It's looking a bit like Russia's adventure in Afghanistan. With that, after a decade:

>The war gradually inflicted a high cost on the Soviet Union as military, economic, and political resources became increasingly exhausted. (wikipedia)

and the Soviet Union withdrew in 1989 and collapsed in 1991. I doubt Russia can keep this one going for a decade. They are currently losing about 1000 soldiers a day and have a deficit of ~$100bn/yr, 17% interest rates and 20% of their oil refining capacity taken out by Ukrainian drone strikes which are escalating.

vintermann 2 days ago | parent | next [-]

I agree, actually. It looks a lot like Afghanistan.

But you remember, even though the US foreign policy establishment basically got every single outcome it wanted from supporting the rebels in Afghanistan, right up to the split up of the Soviet Union and Russia becoming a republic run on Chicago school of economics principles by a pro-US president, in another couple of years they instead got Russia back as an enemy state and al Qaeda.

Also, while the situation ended up back in a pretty bad place for the US, that's nothing to where Afghanistan ended up. I think the US should try pretty hard avoid winning, if winning means the same as the way they won in Afghanistan. And Ukraine should definitively avoid an Afghanistan-style victory at all costs.

nradov 2 days ago | parent | next [-]

So what. From the USA perspective, that outcome was still a lot better than having the old USSR in place. Keep the pressure on and maybe a few more of the outlying regions will break away. A long and bloody internal civil war would be ideal but anything that keeps Russia poor and weak would be a win.

fakedang 2 days ago | parent | prev [-]

Ukraine is different because Ukraine is fighting under one identity, that of their legitimate elected government. Afghanistan's Communist government was deposed by the warlords, who then began carving fiefdoms for themselves, which eventually gave rise to corruption, then the counter-corrupt-govt movement (the Taliban), and eventually a safe haven for Al Qaeda.

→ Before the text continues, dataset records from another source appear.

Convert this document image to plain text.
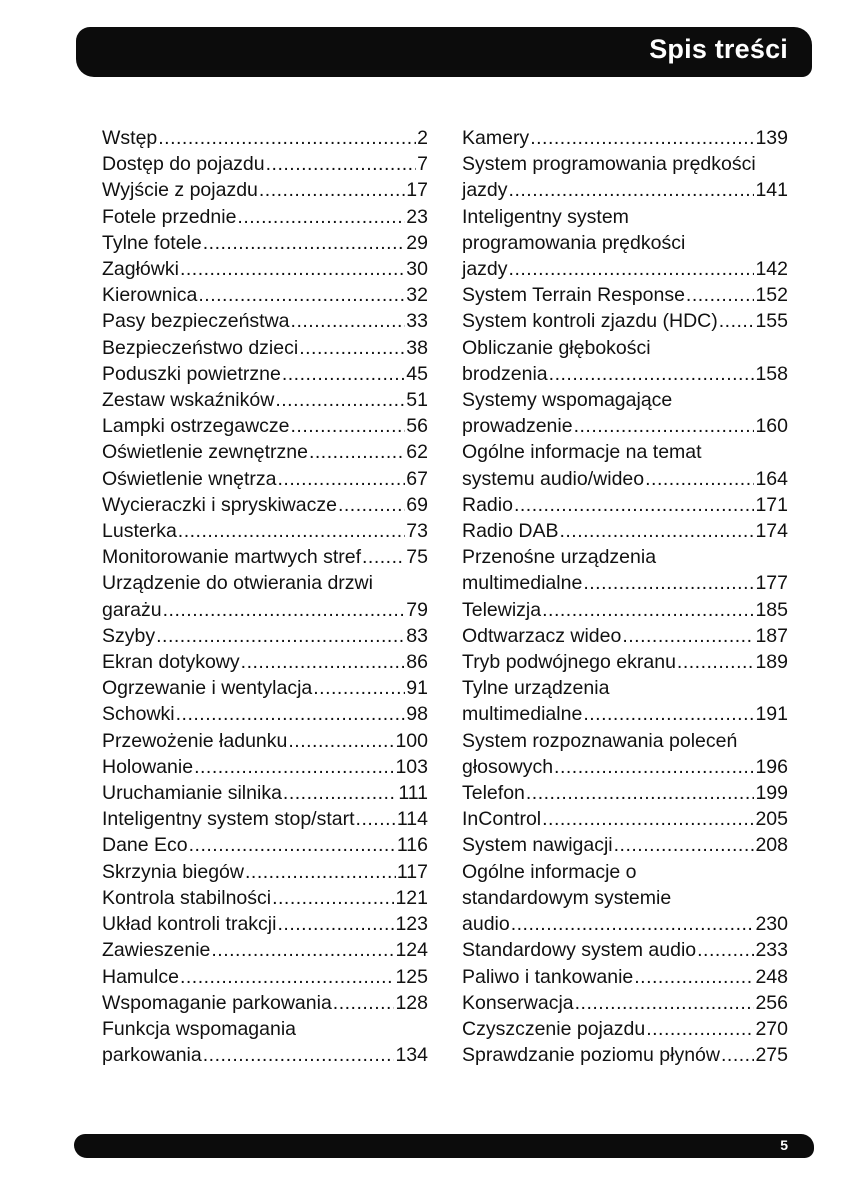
Spis treści
Wstęp .....	2
Dostęp do pojazdu .....	7
Wyjście z pojazdu .....	17
Fotele przednie .....	23
Tylne fotele .....	29
Zagłówki .....	30
Kierownica .....	32
Pasy bezpieczeństwa .....	33
Bezpieczeństwo dzieci .....	38
Poduszki powietrzne .....	45
Zestaw wskaźników .....	51
Lampki ostrzegawcze .....	56
Oświetlenie zewnętrzne .....	62
Oświetlenie wnętrza .....	67
Wycieraczki i spryskiwacze .....	69
Lusterka .....	73
Monitorowanie martwych stref ..... 75
Urządzenie do otwierania drzwi
garażu .....	79
Szyby .....	83
Ekran dotykowy .....	86
Ogrzewanie i wentylacja .....	91
Schowki .....	98
Przewożenie ładunku .....	100
Holowanie .....	103
Uruchamianie silnika .....	111
Inteligentny system stop/start ..... 114
Dane Eco .....	116
Skrzynia biegów .....	117
Kontrola stabilności .....	121
Układ kontroli trakcji .....	123
Zawieszenie .....	124
Hamulce .....	125
Wspomaganie parkowania .....	128
Funkcja wspomagania
parkowania .....	134
Kamery .....	139
System programowania prędkości
jazdy .....	141
Inteligentny system
programowania prędkości
jazdy .....	142
System Terrain Response .....	152
System kontroli zjazdu (HDC) ..... 155
Obliczanie głębokości
brodzenia .....	158
Systemy wspomagające
prowadzenie .....	160
Ogólne informacje na temat
systemu audio/wideo .....	164
Radio .....	171
Radio DAB .....	174
Przenośne urządzenia
multimedialne .....	177
Telewizja .....	185
Odtwarzacz wideo .....	187
Tryb podwójnego ekranu .....	189
Tylne urządzenia
multimedialne .....	191
System rozpoznawania poleceń
głosowych .....	196
Telefon .....	199
InControl .....	205
System nawigacji .....	208
Ogólne informacje o
standardowym systemie
audio .....	230
Standardowy system audio .....	233
Paliwo i tankowanie .....	248
Konserwacja .....	256
Czyszczenie pojazdu .....	270
Sprawdzanie poziomu płynów ..... 275
5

That was also the reason for the US nation-building efforts in Afghanistan to fail miserably.

lossolo 2 days ago | parent | prev [-]

> I doubt Russia can keep this one going for a decade.

They only need to keep going longer than their opponent. Ukraine has fewer soldiers and resources than Russia and currently has almost no offensive capability, as seen on the battlefield. All they can really do is defend, and even then they’re still losing ground, not much, but still losing territory. Here in the West, we’re facing economic problems, high debt, and a shortage of weapons production, especially in the EU. I’d like what you’re saying to happen, but that’s wishful thinking. And Afghanistan wasn’t the primary or even a major reason for the Soviet Union’s collapse.

> I doubt Russia can keep this one going for a decade

They have oil, gas, and minerals that the rest of the world needs, and they have an internal propaganda machine that lets them hold out for a long time. I remember "experts" saying Russia would collapse economically in 2023, then in 2024 for sure, and that they’d run out of rockets. Now it’s 2025, and that collapse isn’t even on the horizon.

tim333 a day ago | parent | next [-]

Fair enough there hasn't been much economic collapse yet but we shall see.

scotty79 2 days ago | parent | prev [-]

> Ukraine has fewer soldiers and resources than Russia and currently has almost no offensive capability

No offensive capabilities and yet russian refineries keep burning reducing its capability to produce fuel to the point that the fuel in Russia is most expensive it has ever been by a large margin. No vehicles run on crude and russia will eventually have to walk their soldiers to the front lines.

> I remember "experts" saying Russia would collapse economically in 2023

Experts weren't necessarily wrong. It's just hard to notice collapse of something that's already almost a failed state that constantly lies about how things are.